仕事の棚卸

 

 早いもので今年ももう12月になりました。新しい手帳を購入して来年のスケジュールをドンドン書き込んでいる方も多くいらっしゃると思います。

さて、今の時期、毎年現場や職場のリーダーの方にお勧めしていることは、現状の仕事の棚卸しです。年に一度、今の仕事のやり方の良し悪し、そのレベルの巧拙について改めて見つめ直す時間を設けていただきたいのです。「テキパキとスムースに仕事を運べなかったこと」や「少なからずミスやトラブルがあったこと」もあったでしょう。「戦略的に動けたこと・場当たり的にしか動けなかったこと」や「スケジュールの立て方やその調整方法」等々、現状「巧く出来ていること・できていないこと」を整理してまとめておくことが望まれます。「部下の実行力のレベル」を含め、この一年の自部署の仕事について振り返る場があっても良いと思います。

 

実際、ほとんどの会社が日々の忙しさに流されています。その悪しき現実は「不注意や準備不足」といった些細なことを原因とする問題を引き起しています。また「ツイツイ、ウッカリ」とか「何となく無意識のうちに」のような反省点を見過ごしているのが実情ではないでしょうか。

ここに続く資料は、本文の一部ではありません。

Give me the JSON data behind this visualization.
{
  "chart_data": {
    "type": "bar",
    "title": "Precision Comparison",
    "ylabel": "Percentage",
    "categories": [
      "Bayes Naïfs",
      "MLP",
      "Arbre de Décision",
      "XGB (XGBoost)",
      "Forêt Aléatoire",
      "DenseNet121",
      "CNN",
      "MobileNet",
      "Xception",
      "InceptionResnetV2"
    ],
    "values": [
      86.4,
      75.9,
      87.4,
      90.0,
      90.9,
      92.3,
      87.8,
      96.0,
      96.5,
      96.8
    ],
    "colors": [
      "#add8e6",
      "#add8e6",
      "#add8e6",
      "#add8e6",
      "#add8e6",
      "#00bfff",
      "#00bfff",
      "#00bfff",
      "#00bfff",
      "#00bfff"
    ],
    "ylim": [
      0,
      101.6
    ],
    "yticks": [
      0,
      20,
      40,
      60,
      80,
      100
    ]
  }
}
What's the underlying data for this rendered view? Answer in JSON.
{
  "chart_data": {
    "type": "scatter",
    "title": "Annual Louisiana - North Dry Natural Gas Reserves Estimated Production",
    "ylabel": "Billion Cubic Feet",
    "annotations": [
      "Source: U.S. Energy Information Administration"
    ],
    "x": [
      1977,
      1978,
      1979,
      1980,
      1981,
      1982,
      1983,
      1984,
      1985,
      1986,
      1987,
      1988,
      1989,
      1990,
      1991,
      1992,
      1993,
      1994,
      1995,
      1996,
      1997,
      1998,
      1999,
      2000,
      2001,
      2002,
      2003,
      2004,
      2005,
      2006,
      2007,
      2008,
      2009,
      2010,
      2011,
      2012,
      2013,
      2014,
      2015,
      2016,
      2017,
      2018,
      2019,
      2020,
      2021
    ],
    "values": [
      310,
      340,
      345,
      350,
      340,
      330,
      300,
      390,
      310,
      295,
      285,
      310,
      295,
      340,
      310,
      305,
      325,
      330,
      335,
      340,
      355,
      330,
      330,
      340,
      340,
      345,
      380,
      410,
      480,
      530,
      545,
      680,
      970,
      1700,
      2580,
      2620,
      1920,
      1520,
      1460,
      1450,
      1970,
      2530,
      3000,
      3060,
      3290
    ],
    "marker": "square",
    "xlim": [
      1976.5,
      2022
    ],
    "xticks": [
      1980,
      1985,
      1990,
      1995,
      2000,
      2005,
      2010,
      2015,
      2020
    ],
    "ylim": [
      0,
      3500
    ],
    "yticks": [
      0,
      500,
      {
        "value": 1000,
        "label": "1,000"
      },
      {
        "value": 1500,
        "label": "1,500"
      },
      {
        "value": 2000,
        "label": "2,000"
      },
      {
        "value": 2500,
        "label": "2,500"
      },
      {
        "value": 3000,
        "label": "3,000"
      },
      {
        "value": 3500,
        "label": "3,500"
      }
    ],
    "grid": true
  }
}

何気ないことのようですが、このような仕事の棚卸を実際にやることは案外と難しいものです。一年間の仕事の内容、その結果を振り返り、その良し悪し、出来不出来にケジメをつけることは、そんなに容易いことではありません。仕事の総括、反省会と言い換えても良いかもしれません。

どうしても、年末のドタバタ感にまぎれて「それよりも、もっと先にやるべきことが沢山ある」あるいは「そんなことはやっても意味がない」と思ってしまうからです。

 

しかし、そうやって、毎年々、仕事の内容の良し悪しにケジメをつけていかないから、ひとつひとつの仕事のやり方にシビアさが掛けるのです。

その現実は、業務のレベル・アップ感や職場の前進感、各メンバーの成長感があまり感じられないことに現れています。

果たして、それでこれらの事実に対して、上長として高い問題意識があると言えるでしょうか。いつまでたってもマイペースでは会社も社員も成長しません。三年前と比べて何の進歩もないように感じるのは、ナーナーとは言えないまでも、現実に流されて、知らず知らずのうちに成り行き任せの仕事になっているからです。

 

伸びる会社と伸び悩む会社。規模の大小、業種のいかんに関わらず、この当たり前のことが出来ているか、いないか。その辺りの違いが大きなことのように思えてなりません。

職場の問題点はわかるが、将来に向けての「課題が見えてこない」と思う上長の方は、毎年このような仕事の結果やその内容を反省する習慣が身についていなからです。それは、結局将来の向けての課題を先送り・後回しにしていることと同じことです。今こそ、その現実に気付くべきです。

 

人も会社・職場といった組織も、成長や進歩の原点は、現実の良し悪しを素直に受け入れることだと思います。しかし、その事実をシッカリと受け止めるような時間や場・仕組みが無ければ、その内容はちゃんと頭に残りません。頭ではわかっていても、ただ何となく頭の中にあるレベルでは実際の動きにはなりません。現実の行動に繋がらないようでは、反省すべき事実を現実的に受け止めているとは言えないでしょう。

それ故、年に一度の仕事の棚卸が欠かせないのです。この一年を振り返って、その内容を整理してシッカリと頭に叩き込む。毎年反省会を開いて、一年間の反省点を拾い、その内容を振り返って、翌年に向けての改善点を洗い出す。来年の目標なり、チャレンジ・テーマを決めるべきではないでしょうか。それくらい強い気持ちを持って意識的に取り組まなければ業績の向上は覚束ないと思います。